Practice Patience with Those You Lead

Practice Patience with Those You Lead February 22, 2020

Niels Larsen Stevns, “Christ and Zacchaeus,” 1913{{PD-US-expired}}

One of the most striking features of Jesus’ ministry is his extraordinary patience with ordinary people like you and me. Ordinary Time in which we find ourselves presently in the Church Calendar is when the mystery of Christ penetrates every area of our lives so that we grow into Christ’s fullness. For those of us who think we have already attained fullness and graduated in Jesus’ leadership school, we should ask ourselves how patient we are with those we lead.

Certainly, great leaders are demanding of themselves and their followers. Paul beat his body and made it his slave so that he would not be disqualified in the faith race (See 1 Corinthians 9:27). Jesus placed demands on his followers: if anyone would come after him and be his disciple, he must deny himself and take up his cross daily and follow Jesus all the way (Luke 9:23). And yet, great leaders who follow Jesus also demonstrate great patience with their followers, just as Jesus did and does. As I argued in “Jesus Acts Extraordinarily in Ordinary Time,” Jesus demonstrates extraordinary patience with his followers, who are slow to understand and trust in him. Jesus kept giving Peter chance after chance, as when he spoke out of turn or took the wrong turn—even a U-turn. He kept pursuing Peter and helped him get back on the path and eventually finish the race.

The Christian journey is very long. It involves a daily grind of ups and downs, mountain climbs and avalanches, victories and failures. Do you allow others to pick you up when you stumble and fall? Do you pick up others when they do the same? Do we go in search of those who are lost, stop along the way and call them down from the trees in which they are perched, like Jesus did with the chief tax-collecting sinner Zacchaeus (Luke 19:1-10)? Do you write people off quickly, and mutter like the crowds did when Jesus paused in his journey to dine with Zacchaeus (Lke 19:7)? Or do you give them second, third, and possibly fourth, fifth, sixth, and even seventy-times-seven chances (Matthew 18:22), just like Jesus does with us?

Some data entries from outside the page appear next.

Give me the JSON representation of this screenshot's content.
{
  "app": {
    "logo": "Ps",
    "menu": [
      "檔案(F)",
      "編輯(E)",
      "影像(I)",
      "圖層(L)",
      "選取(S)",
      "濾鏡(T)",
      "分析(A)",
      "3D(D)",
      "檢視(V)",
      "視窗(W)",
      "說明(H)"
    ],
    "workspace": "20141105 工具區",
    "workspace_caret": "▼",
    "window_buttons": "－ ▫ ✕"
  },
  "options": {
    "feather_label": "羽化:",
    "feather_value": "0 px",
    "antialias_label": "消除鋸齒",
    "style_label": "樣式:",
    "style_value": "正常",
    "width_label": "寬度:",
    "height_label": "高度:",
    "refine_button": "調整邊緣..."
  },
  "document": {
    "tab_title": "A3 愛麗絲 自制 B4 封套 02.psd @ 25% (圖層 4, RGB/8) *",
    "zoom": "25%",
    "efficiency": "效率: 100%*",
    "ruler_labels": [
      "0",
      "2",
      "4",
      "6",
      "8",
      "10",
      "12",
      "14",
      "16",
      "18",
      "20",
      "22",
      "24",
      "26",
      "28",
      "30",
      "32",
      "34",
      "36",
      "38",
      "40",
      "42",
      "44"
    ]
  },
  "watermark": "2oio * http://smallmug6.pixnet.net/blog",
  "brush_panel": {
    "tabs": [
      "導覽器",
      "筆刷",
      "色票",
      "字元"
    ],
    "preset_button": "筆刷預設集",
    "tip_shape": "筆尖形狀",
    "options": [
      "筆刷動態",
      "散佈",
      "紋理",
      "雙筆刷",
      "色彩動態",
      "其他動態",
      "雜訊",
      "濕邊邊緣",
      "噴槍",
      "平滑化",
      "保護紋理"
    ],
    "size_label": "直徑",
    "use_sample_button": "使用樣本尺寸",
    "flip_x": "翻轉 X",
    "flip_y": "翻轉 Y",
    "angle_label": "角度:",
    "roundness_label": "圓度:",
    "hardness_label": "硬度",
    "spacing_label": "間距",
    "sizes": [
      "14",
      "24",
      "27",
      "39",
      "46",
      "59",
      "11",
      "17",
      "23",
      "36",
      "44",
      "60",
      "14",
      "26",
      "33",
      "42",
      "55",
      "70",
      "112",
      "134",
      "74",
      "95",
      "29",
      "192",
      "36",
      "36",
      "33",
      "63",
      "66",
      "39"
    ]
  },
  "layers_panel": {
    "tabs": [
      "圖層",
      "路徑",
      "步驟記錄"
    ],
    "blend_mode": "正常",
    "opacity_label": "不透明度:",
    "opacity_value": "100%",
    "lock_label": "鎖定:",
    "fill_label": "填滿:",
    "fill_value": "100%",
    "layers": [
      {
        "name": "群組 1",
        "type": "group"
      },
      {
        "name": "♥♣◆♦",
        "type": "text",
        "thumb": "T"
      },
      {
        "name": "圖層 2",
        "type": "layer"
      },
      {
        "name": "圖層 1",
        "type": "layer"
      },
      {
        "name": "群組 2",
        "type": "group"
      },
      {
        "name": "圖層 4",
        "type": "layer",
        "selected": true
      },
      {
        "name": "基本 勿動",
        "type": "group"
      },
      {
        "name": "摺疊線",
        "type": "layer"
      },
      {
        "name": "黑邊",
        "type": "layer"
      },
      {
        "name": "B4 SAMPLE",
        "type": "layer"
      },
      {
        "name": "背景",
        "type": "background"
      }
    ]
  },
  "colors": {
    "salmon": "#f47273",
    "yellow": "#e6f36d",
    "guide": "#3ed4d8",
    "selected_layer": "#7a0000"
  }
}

J. Oswald Sanders wrote in Spiritual Leadership that

A leader shows patience by not running too far ahead of his followers and thus discouraging them. While keeping ahead, he says near enough for them to keep him in sight and hear his call forward. He is not so strong that he cannot show strengthening sympathy for the weakness of his fellow travelers. “We who are strong ought to bear with the failings of the weak,” Paul wrote in Romans 15:1.

The person who is impatient with weakness will be ineffective in his leadership. The evidence of our strength lies not in the distance that separates us from other runners in in our closure with them, our slower pace for their sake, our helping them pick it up and cross the line.

If we struggle with patience, take a look back to those times when others have demonstrated extraordinary patience with us when we had fallen by the wayside. My parents named me after Paul, but I often relate more to Peter given all his blunders in the faith journey. My parents and others who discipled and nurtured me in my faith over the years, including pastors, Sunday School teachers, Navigator mentors, professors and advisers, could have washed their hands and written me off. But they didn’t, and because they didn’t, they help me see patient Jesus and help me hold out hope for others when they fall behind in the race.

Yes, great leaders are demanding of themselves and others. This includes demanding patience in caring for those they lead. Just as Jesus demonstrates extraordinary patience with those who follow him, may we follow his lead and practice patience with those who follow us. Run hard as leaders. But don’t run your followers over or to the ground, or run too far ahead so that they give up. Slow down a bit to allow them to catch up and keep going until together we cross the finish line when faith becomes sight.